Genler, her canlının hem kendine hem de türüne ait bütün psikolojik özellikleri taşır ve bunları kalıtsal olarak nesilden nesile aktarır. Sonsuz ve sınırsız kudret sahibi olan Allah, kıyamete kadar yaratacağı bütün insanların fiziksel yapılarını, karakterlerini ve psikolojik özelliklerini bu genlerde kodladı.
Yağmurun rahmet olduğu için yağdığını bilmek, Allah’ın “ol” deyince olmasının misali değil midir?
Dostum, modern insan biçemediği ekini ateşe verme kolaycılığına kaçarak kendine ve tabiata nankörce zulmetmekten başka bir şey yapmıyor. Dünya hiçbir yaşamsal değeri olmayan madenler için tarumar ediliyor. Ne adına daha müreffeh yaşam adına.
Dostum, Kızılderili Şef Seattle 1853 yılında ne demişti hatırla;
“Beyaz adam Annesi toprağa ve kardeşi olan gökyüzüne, alıp satılacak, yağmalanacak bir şey gözüyle bakar.
Onun bu ihtirasıdır ki, toprakları çölleştirecek ve her şeyi yiyip bitirecektir.
Beyaz adamın kurduğu kentlerde huzur ve barış yoktur.
Bu kentlerde bir çiçeğin taç yapraklarını açarken çıkardığı tatlı sesler ve bir kelebeğin kanat çırpınışları duyulamaz.
Beyaz adam paranın yenmeyen bir şey olduğunu, son ırmak kuruduğunda, son ağaç yok olduğunda, son balık öldüğünde anlayacak…”
Ferhat abi sözün burasında çayından son bir yudum aldı.

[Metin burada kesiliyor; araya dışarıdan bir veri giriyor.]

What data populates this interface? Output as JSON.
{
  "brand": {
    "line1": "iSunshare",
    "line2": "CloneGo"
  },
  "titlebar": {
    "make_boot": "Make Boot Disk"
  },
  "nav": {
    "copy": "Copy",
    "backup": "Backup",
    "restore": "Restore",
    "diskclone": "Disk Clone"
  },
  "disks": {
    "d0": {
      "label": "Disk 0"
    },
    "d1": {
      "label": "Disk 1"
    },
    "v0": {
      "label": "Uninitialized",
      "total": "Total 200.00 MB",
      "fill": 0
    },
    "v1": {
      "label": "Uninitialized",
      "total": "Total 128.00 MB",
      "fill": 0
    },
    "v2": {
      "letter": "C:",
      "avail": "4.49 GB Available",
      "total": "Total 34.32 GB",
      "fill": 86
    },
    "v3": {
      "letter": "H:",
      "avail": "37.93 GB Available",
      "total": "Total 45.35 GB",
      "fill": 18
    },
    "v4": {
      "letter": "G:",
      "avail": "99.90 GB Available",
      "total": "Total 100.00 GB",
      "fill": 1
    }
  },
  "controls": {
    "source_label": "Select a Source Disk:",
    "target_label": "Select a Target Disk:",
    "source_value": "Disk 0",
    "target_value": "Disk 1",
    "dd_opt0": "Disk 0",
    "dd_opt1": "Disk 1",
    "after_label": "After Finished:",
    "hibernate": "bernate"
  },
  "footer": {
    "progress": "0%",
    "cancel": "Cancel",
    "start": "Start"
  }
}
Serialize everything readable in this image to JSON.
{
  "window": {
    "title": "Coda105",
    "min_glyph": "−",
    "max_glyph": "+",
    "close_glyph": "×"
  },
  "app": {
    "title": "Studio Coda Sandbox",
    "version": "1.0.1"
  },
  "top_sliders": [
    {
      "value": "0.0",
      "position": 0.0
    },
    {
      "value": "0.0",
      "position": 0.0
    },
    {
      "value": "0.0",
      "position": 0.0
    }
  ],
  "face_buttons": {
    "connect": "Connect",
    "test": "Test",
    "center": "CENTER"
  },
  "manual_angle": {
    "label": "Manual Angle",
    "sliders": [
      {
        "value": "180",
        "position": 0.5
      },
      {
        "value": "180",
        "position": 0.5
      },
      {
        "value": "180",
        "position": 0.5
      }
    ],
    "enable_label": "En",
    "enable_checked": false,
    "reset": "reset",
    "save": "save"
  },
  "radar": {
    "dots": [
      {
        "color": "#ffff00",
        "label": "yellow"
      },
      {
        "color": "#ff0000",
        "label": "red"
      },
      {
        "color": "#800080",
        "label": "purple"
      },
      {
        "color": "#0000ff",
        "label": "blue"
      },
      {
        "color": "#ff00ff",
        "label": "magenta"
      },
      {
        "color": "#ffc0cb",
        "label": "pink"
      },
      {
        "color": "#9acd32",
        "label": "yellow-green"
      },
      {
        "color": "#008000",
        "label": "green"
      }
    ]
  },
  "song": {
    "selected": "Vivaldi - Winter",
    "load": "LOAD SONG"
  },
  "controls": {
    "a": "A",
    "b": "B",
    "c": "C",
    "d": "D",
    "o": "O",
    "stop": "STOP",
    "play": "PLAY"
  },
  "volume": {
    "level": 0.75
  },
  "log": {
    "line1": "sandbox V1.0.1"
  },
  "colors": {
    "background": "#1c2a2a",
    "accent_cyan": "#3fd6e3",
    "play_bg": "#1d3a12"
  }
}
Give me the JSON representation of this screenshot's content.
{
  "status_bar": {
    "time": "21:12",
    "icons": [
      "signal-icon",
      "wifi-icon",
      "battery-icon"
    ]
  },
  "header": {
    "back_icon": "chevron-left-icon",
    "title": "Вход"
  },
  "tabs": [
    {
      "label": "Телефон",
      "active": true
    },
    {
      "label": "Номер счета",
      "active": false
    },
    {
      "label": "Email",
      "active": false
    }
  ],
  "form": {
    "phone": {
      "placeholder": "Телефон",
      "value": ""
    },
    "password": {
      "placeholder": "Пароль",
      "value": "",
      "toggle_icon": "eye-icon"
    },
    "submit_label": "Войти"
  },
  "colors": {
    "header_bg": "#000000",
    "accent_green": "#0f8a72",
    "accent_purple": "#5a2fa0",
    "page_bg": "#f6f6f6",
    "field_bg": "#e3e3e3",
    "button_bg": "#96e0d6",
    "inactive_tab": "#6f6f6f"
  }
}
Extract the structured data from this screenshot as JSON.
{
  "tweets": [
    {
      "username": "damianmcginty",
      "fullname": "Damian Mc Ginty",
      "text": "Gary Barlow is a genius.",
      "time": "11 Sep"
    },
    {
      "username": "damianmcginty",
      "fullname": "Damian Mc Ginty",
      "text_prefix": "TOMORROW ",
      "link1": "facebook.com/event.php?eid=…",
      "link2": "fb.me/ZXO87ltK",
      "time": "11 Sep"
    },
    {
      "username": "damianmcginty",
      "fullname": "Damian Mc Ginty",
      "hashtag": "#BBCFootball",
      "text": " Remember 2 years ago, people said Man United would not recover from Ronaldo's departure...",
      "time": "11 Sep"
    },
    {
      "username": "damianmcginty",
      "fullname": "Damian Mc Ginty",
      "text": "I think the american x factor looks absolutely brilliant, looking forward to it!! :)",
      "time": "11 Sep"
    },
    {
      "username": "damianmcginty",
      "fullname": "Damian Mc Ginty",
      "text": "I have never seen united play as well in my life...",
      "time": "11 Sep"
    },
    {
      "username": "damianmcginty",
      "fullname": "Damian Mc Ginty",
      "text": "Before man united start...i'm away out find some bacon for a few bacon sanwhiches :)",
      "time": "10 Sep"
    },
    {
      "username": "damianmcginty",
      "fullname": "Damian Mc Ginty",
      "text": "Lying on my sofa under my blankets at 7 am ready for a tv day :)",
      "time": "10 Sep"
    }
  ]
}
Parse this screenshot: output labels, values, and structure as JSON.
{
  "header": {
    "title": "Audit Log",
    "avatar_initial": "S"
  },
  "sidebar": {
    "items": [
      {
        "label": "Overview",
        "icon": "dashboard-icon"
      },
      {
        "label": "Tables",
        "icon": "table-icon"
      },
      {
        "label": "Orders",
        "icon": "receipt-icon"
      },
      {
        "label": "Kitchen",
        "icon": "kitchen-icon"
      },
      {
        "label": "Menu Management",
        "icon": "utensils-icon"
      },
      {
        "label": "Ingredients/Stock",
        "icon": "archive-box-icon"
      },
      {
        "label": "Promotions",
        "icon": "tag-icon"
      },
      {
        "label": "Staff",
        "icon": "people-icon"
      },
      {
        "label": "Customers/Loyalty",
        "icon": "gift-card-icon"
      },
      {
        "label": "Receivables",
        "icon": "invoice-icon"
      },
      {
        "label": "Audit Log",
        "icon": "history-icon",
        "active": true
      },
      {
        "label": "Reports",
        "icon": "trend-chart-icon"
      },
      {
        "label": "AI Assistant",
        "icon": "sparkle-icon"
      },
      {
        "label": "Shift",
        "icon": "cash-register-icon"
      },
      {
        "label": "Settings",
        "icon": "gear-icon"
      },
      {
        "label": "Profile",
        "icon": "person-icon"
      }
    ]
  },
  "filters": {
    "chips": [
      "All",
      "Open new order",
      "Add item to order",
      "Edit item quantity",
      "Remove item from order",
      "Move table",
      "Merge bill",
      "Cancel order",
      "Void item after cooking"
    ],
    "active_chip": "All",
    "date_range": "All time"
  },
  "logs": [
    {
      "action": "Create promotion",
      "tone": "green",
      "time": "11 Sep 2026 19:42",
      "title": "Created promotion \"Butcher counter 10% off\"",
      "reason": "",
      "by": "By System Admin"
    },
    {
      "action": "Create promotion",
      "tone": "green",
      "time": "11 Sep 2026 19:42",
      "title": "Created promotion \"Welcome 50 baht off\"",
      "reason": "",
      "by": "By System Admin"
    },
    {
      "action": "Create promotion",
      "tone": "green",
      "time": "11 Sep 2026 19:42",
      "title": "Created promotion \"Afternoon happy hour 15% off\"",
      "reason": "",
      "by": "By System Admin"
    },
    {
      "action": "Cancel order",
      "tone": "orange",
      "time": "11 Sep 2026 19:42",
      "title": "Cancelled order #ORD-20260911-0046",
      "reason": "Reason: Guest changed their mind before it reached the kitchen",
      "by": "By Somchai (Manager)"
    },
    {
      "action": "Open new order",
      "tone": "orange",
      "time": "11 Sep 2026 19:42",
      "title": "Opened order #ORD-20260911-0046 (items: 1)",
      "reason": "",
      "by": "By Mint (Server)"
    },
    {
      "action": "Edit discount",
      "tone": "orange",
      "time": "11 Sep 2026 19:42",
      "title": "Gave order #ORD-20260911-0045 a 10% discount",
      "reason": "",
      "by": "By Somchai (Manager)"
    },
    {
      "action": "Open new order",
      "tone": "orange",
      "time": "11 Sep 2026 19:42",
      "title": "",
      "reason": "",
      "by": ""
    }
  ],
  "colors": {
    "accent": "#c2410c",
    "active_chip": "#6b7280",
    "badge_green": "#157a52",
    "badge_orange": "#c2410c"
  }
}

-Diyeceğim o ki dostum. İşimiz Allah'a kalmış derler ya hoş kalmışsa onu olmuş bil. Dünyanın en güç işi; bir şeyin nasıl yapılacağını bilirken, başka birinin bunu nasıl yapamadığını ses çıkarmadan seyretmektir ve bilirken susmanın bilmezken söylemek kadar kötü olduğunu bilmek adama ağır geliyor. Modern insan, yeniden insanı keşfedene kadar korkarım şu covid-19 gibi epeyce musibetin tadına bakacaktır. HAYY olan sonumuzu hayreylesin.